Han entrado al final  en vigor las medidas urgentes que reforman la Ley de Arrendamientos Urbanos (LAU) para proteger al inquilino y  supuestamente además para dinamizar el mercado de alquiler, terminar con la burbuja de precios en las grandes ciudades y dar al alquiler una vertiente más socia. 

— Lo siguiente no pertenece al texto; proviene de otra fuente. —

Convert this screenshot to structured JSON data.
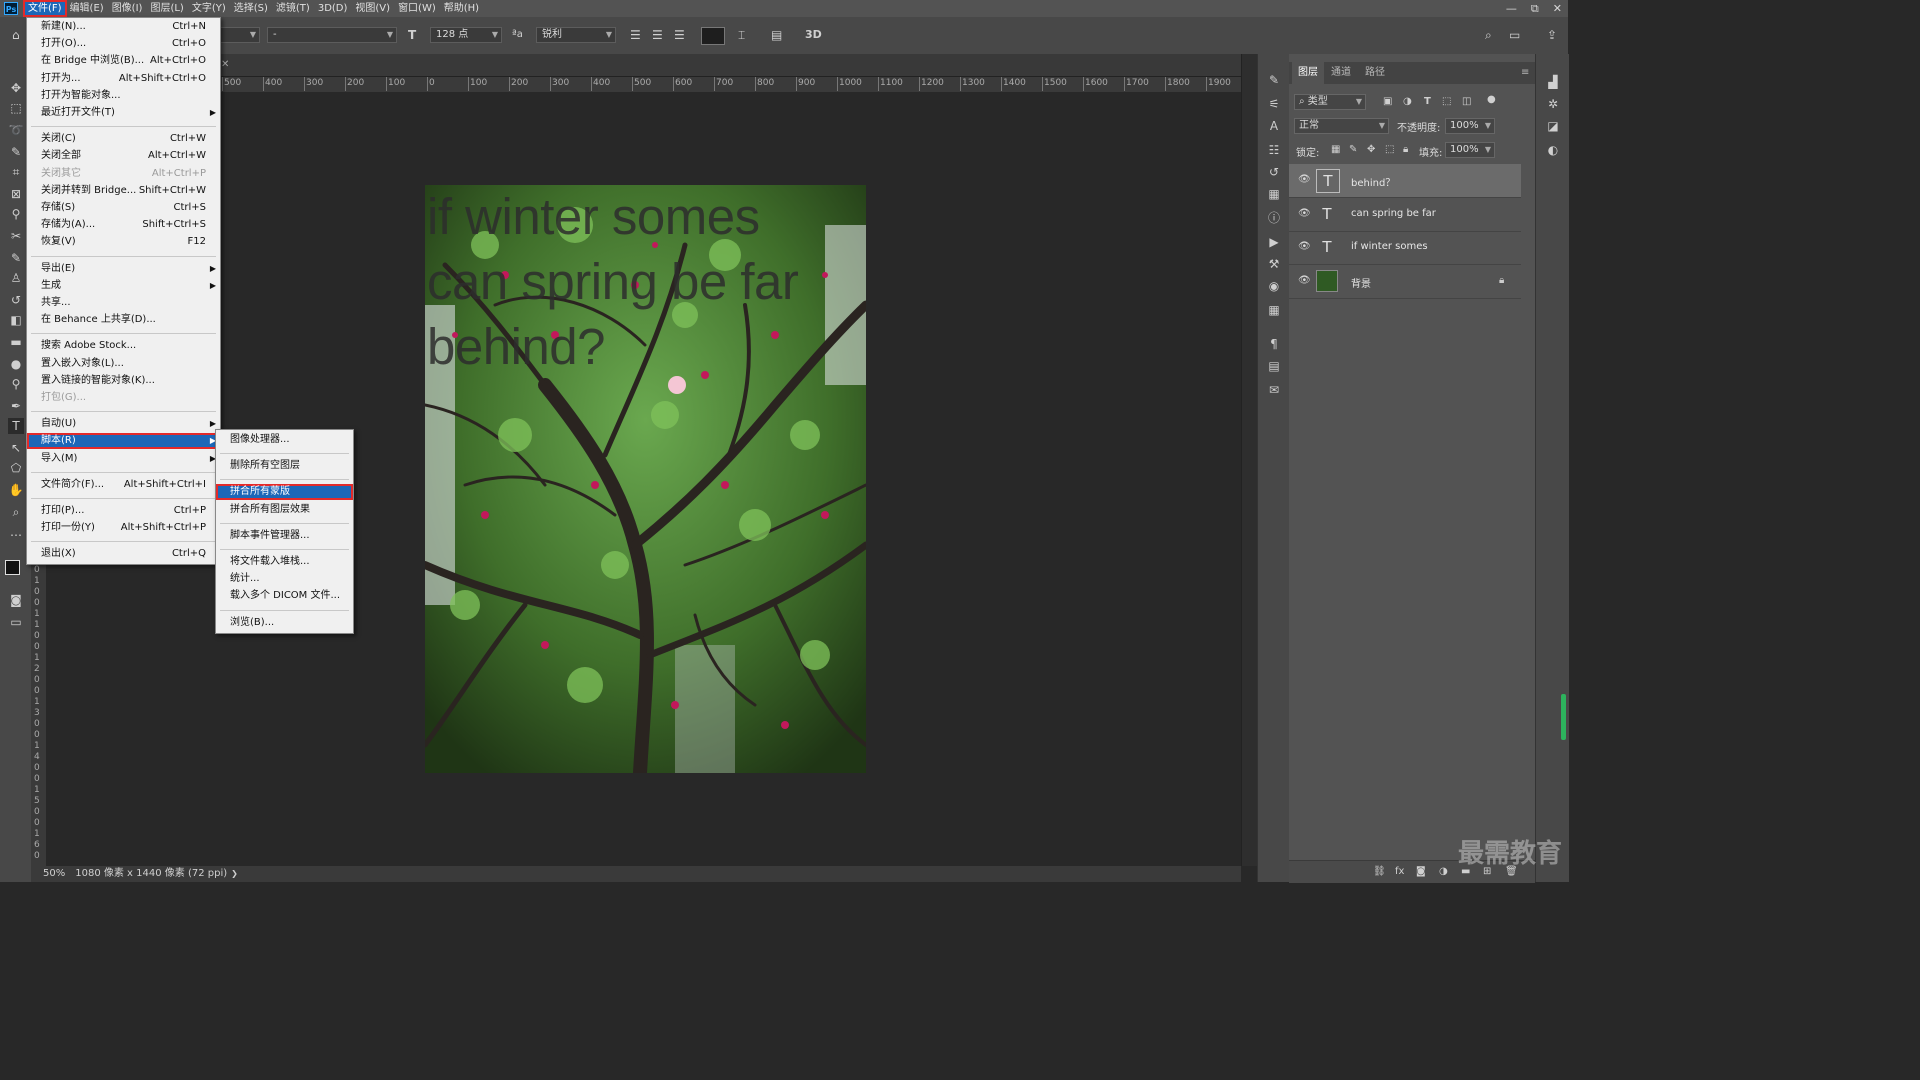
{
  "menubar": {
    "app_logo": "Ps",
    "items": [
      "文件(F)",
      "编辑(E)",
      "图像(I)",
      "图层(L)",
      "文字(Y)",
      "选择(S)",
      "滤镜(T)",
      "3D(D)",
      "视图(V)",
      "窗口(W)",
      "帮助(H)"
    ],
    "active_index": 0
  },
  "window_controls": {
    "minimize": "—",
    "restore": "⧉",
    "close": "✕"
  },
  "options_bar": {
    "font_style": "-",
    "font_size": "128 点",
    "aa_label": "ªa",
    "antialias": "锐利",
    "btn_3d": "3D",
    "text_color": "#1e1e1e"
  },
  "ruler": {
    "h_labels": [
      "500",
      "400",
      "300",
      "200",
      "100",
      "0",
      "100",
      "200",
      "300",
      "400",
      "500",
      "600",
      "700",
      "800",
      "900",
      "1000",
      "1100",
      "1200",
      "1300",
      "1400",
      "1500",
      "1600",
      "1700",
      "1800",
      "1900"
    ],
    "v_labels": [
      "0",
      "1",
      "0",
      "0",
      "1",
      "1",
      "0",
      "0",
      "1",
      "2",
      "0",
      "0",
      "1",
      "3",
      "0",
      "0",
      "1",
      "4",
      "0",
      "0",
      "1",
      "5",
      "0",
      "0",
      "1",
      "6",
      "0"
    ]
  },
  "canvas_text": [
    "if winter somes",
    "can spring be far",
    "behind?"
  ],
  "status": {
    "zoom": "50%",
    "doc_info": "1080 像素 x 1440 像素 (72 ppi)",
    "arrow": "❯"
  },
  "file_menu": {
    "items": [
      {
        "label": "新建(N)...",
        "shortcut": "Ctrl+N"
      },
      {
        "label": "打开(O)...",
        "shortcut": "Ctrl+O"
      },
      {
        "label": "在 Bridge 中浏览(B)...",
        "shortcut": "Alt+Ctrl+O"
      },
      {
        "label": "打开为...",
        "shortcut": "Alt+Shift+Ctrl+O"
      },
      {
        "label": "打开为智能对象..."
      },
      {
        "label": "最近打开文件(T)",
        "submenu": true
      },
      {
        "sep": true
      },
      {
        "label": "关闭(C)",
        "shortcut": "Ctrl+W"
      },
      {
        "label": "关闭全部",
        "shortcut": "Alt+Ctrl+W"
      },
      {
        "label": "关闭其它",
        "shortcut": "Alt+Ctrl+P",
        "disabled": true
      },
      {
        "label": "关闭并转到 Bridge...",
        "shortcut": "Shift+Ctrl+W"
      },
      {
        "label": "存储(S)",
        "shortcut": "Ctrl+S"
      },
      {
        "label": "存储为(A)...",
        "shortcut": "Shift+Ctrl+S"
      },
      {
        "label": "恢复(V)",
        "shortcut": "F12"
      },
      {
        "sep": true
      },
      {
        "label": "导出(E)",
        "submenu": true
      },
      {
        "label": "生成",
        "submenu": true
      },
      {
        "label": "共享..."
      },
      {
        "label": "在 Behance 上共享(D)..."
      },
      {
        "sep": true
      },
      {
        "label": "搜索 Adobe Stock..."
      },
      {
        "label": "置入嵌入对象(L)..."
      },
      {
        "label": "置入链接的智能对象(K)..."
      },
      {
        "label": "打包(G)...",
        "disabled": true
      },
      {
        "sep": true
      },
      {
        "label": "自动(U)",
        "submenu": true
      },
      {
        "label": "脚本(R)",
        "submenu": true,
        "highlight": true
      },
      {
        "label": "导入(M)",
        "submenu": true
      },
      {
        "sep": true
      },
      {
        "label": "文件简介(F)...",
        "shortcut": "Alt+Shift+Ctrl+I"
      },
      {
        "sep": true
      },
      {
        "label": "打印(P)...",
        "shortcut": "Ctrl+P"
      },
      {
        "label": "打印一份(Y)",
        "shortcut": "Alt+Shift+Ctrl+P"
      },
      {
        "sep": true
      },
      {
        "label": "退出(X)",
        "shortcut": "Ctrl+Q"
      }
    ]
  },
  "script_submenu": {
    "items": [
      {
        "label": "图像处理器..."
      },
      {
        "sep": true
      },
      {
        "label": "删除所有空图层"
      },
      {
        "sep": true
      },
      {
        "label": "拼合所有蒙版",
        "highlight": true
      },
      {
        "label": "拼合所有图层效果"
      },
      {
        "sep": true
      },
      {
        "label": "脚本事件管理器..."
      },
      {
        "sep": true
      },
      {
        "label": "将文件载入堆栈..."
      },
      {
        "label": "统计..."
      },
      {
        "label": "载入多个 DICOM 文件..."
      },
      {
        "sep": true
      },
      {
        "label": "浏览(B)..."
      }
    ]
  },
  "layers_panel": {
    "tabs": [
      "图层",
      "通道",
      "路径"
    ],
    "filter_kind": "类型",
    "blend_mode": "正常",
    "opacity_label": "不透明度:",
    "opacity_value": "100%",
    "lock_label": "锁定:",
    "fill_label": "填充:",
    "fill_value": "100%",
    "layers": [
      {
        "name": "behind？",
        "type": "text",
        "selected": true
      },
      {
        "name": "can spring be far",
        "type": "text"
      },
      {
        "name": "if winter somes",
        "type": "text"
      },
      {
        "name": "背景",
        "type": "image",
        "locked": true
      }
    ],
    "text_glyph": "T"
  },
  "watermark": "最需教育"
}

  • Duración del contrato. Aumento de la duración mínima de los contratos de arrendamiento destinados a la vivienda habitual del inquilino, pues aunque el contrato establezca la duración de un año, el contrato de arrendamiento se va renovando año a año -siempre que el inquilino quisiera- hasta un máximo de cinco años , con alguna excepción que ya contempla la ley en caso de necesidad del arrendador. Además, ese aumento de la duración mínima será de siete años si el propietario es una persona jurídica.
  • Las prórrogas. Con la reforma, si nadie preavisa con 30 días de antelación a su término, el contrato se irá renovando año a año hasta un máximo de tres años más, si el inquilino lo desea, y debiendo soportarla obligatoriamente el propietario.
  • Fianza. Con la nueva reforma, se establece que, aparte de la fianza de un mes, como máximo solo podrán exigirse dos mensualidades de renta como garantía adicional.
  • Los gastos del contrato. Si el propietario es una persona jurídica, los gastos de la inmobiliaria deberá pagarlos siempre el propietario.

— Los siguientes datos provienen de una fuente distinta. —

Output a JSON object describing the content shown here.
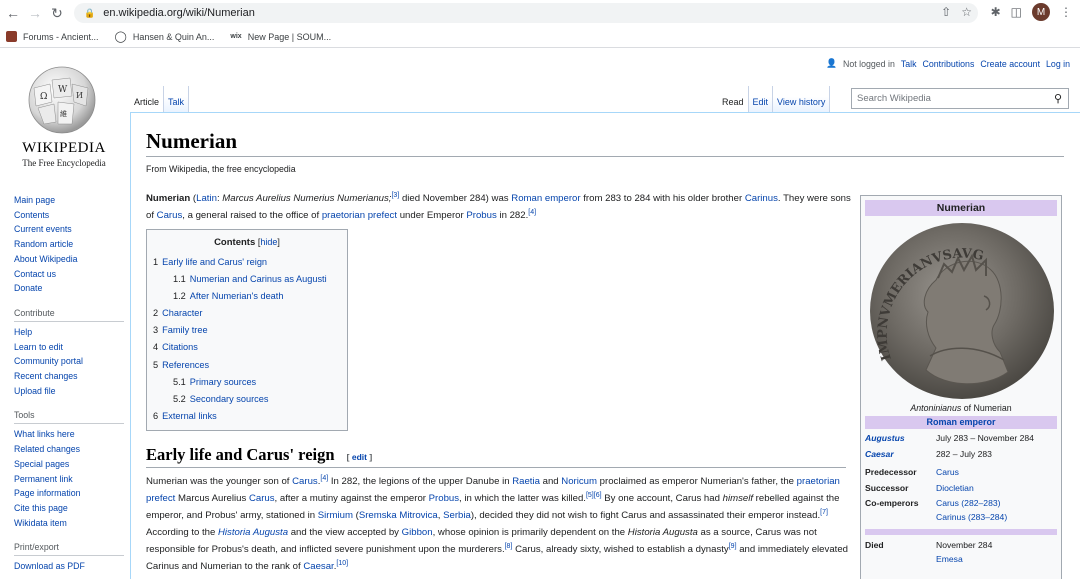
{
  "browser": {
    "url": "en.wikipedia.org/wiki/Numerian",
    "avatar_letter": "M",
    "bookmarks": [
      {
        "label": "Forums - Ancient...",
        "color": "#8a3b2a"
      },
      {
        "label": "Hansen & Quin An...",
        "color": "#3c4043"
      },
      {
        "label": "New Page | SOUM...",
        "prefix": "wix",
        "color": "#000000"
      }
    ]
  },
  "wiki": {
    "wordmark": "Wikipedia",
    "wordmark_tagline": "The Free Encyclopedia",
    "nav_main": [
      "Main page",
      "Contents",
      "Current events",
      "Random article",
      "About Wikipedia",
      "Contact us",
      "Donate"
    ],
    "contribute_heading": "Contribute",
    "nav_contribute": [
      "Help",
      "Learn to edit",
      "Community portal",
      "Recent changes",
      "Upload file"
    ],
    "tools_heading": "Tools",
    "nav_tools": [
      "What links here",
      "Related changes",
      "Special pages",
      "Permanent link",
      "Page information",
      "Cite this page",
      "Wikidata item"
    ],
    "print_heading": "Print/export",
    "nav_print": [
      "Download as PDF"
    ],
    "personal": {
      "not_logged_in": "Not logged in",
      "talk": "Talk",
      "contributions": "Contributions",
      "create_account": "Create account",
      "log_in": "Log in"
    },
    "tabs_left": [
      "Article",
      "Talk"
    ],
    "tabs_right": [
      "Read",
      "Edit",
      "View history"
    ],
    "search_placeholder": "Search Wikipedia"
  },
  "article": {
    "title": "Numerian",
    "tagline": "From Wikipedia, the free encyclopedia",
    "toc": {
      "title": "Contents",
      "hide": "hide",
      "items": [
        {
          "num": "1",
          "label": "Early life and Carus' reign",
          "sub": false
        },
        {
          "num": "1.1",
          "label": "Numerian and Carinus as Augusti",
          "sub": true
        },
        {
          "num": "1.2",
          "label": "After Numerian's death",
          "sub": true
        },
        {
          "num": "2",
          "label": "Character",
          "sub": false
        },
        {
          "num": "3",
          "label": "Family tree",
          "sub": false
        },
        {
          "num": "4",
          "label": "Citations",
          "sub": false
        },
        {
          "num": "5",
          "label": "References",
          "sub": false
        },
        {
          "num": "5.1",
          "label": "Primary sources",
          "sub": true
        },
        {
          "num": "5.2",
          "label": "Secondary sources",
          "sub": true
        },
        {
          "num": "6",
          "label": "External links",
          "sub": false
        }
      ]
    },
    "section1_heading": "Early life and Carus' reign",
    "edit_label": "edit"
  },
  "infobox": {
    "title": "Numerian",
    "caption_italic": "Antoninianus",
    "caption_rest": " of Numerian",
    "coin_inscription": "IMPNVMERIANVSAVG",
    "section": "Roman emperor",
    "rows": [
      {
        "label": "Augustus",
        "value": "July 283 – November 284",
        "italic": true
      },
      {
        "label": "Caesar",
        "value": "282 – July 283",
        "italic": true
      },
      {
        "label": "Predecessor",
        "value": "Carus",
        "link": true
      },
      {
        "label": "Successor",
        "value": "Diocletian",
        "link": true
      },
      {
        "label": "Co-emperors",
        "value": "Carus (282–283)",
        "value2": "Carinus (283–284)",
        "link": true
      }
    ],
    "died_label": "Died",
    "died_value": "November 284",
    "died_place": "Emesa"
  }
}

El real decreto que modifica la normativa sobre el alquiler entró en vigor el día 19 de diciembre y solo afecta a los contratos que se firmen a partir de esa fecha. Es decir, las medidas no tienen carácter retroactivo y los contratos que ahora están vigentes continúan en los mismos términos y condiciones en que se firmaron.

La reforma de la LAU abre la posibilidad también a que los ayuntamientos puedan regular bonificaciones en cuanto al impuesto de bienes inmuebles (IBI) para los propietarios, siempre que se acojan a una limitación del precio de alquiler que regulasen.

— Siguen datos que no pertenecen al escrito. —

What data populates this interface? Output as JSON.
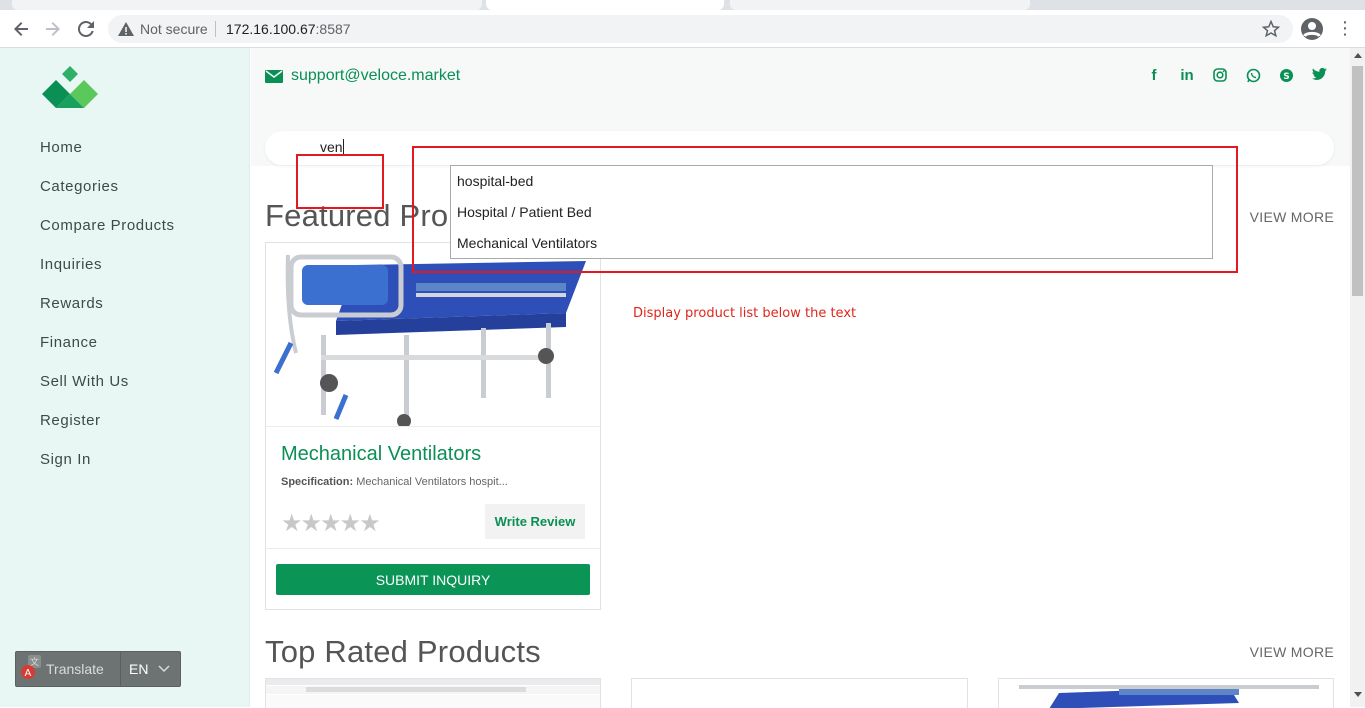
{
  "browser": {
    "security_label": "Not secure",
    "url_host": "172.16.100.67",
    "url_port": ":8587"
  },
  "sidebar": {
    "items": [
      {
        "label": "Home"
      },
      {
        "label": "Categories"
      },
      {
        "label": "Compare Products"
      },
      {
        "label": "Inquiries"
      },
      {
        "label": "Rewards"
      },
      {
        "label": "Finance"
      },
      {
        "label": "Sell With Us"
      },
      {
        "label": "Register"
      },
      {
        "label": "Sign In"
      }
    ],
    "translate": {
      "label": "Translate",
      "language": "EN"
    }
  },
  "header": {
    "email": "support@veloce.market",
    "socials": [
      "facebook-icon",
      "linkedin-icon",
      "instagram-icon",
      "whatsapp-icon",
      "skype-icon",
      "twitter-icon"
    ]
  },
  "search": {
    "query": "ven",
    "suggestions": [
      "hospital-bed",
      "Hospital / Patient Bed",
      "Mechanical Ventilators"
    ]
  },
  "featured": {
    "title": "Featured Pro",
    "view_more": "VIEW MORE",
    "product": {
      "name": "Mechanical Ventilators",
      "spec_label": "Specification:",
      "spec_value": "Mechanical Ventilators hospit...",
      "rating_display": "★★★★★",
      "review_button": "Write Review",
      "submit_button": "SUBMIT INQUIRY"
    }
  },
  "annotation": "Display product list below the text",
  "top_rated": {
    "title": "Top Rated Products",
    "view_more": "VIEW MORE"
  },
  "colors": {
    "brand_green": "#0a8f55",
    "sidebar_bg": "#e8f7f4",
    "annotation_red": "#e4181f"
  }
}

La reforma, en su conjunto y en líneas generales, beneficia al inquilino y no al propietario y pueden acabar provocando que la oferta sea menor y los precios suban, pero darán mayor estabilidad al mercado evitando inflaciones de precios pues la duración y plazos que contiene es la que estuvo vigente entre los años 1995 y 2013 sin que  en dichos periodos hubiera en general  un aumento de pisos vacíos.

Caso aparte es el de los pisos vacacionales  , que se ven afectados de lleno por el real decreto promulgado por el Gobierno. No se prohíbe su alquiler, pero ha modificado la Ley de Propiedad Horizontal: ya no es necesario que todos los propietarios estén en contra de que una casa se use como vivienda turística, sino que bastará con que se opongan tres quintas partes de los propietarios.

Por otro lado el ayuntamiento de Madrid ha puesto en vigor una Ordenanza con restricciones para ordenar el sector, sobre el cual tiene la AEAT estrecha vigilancia.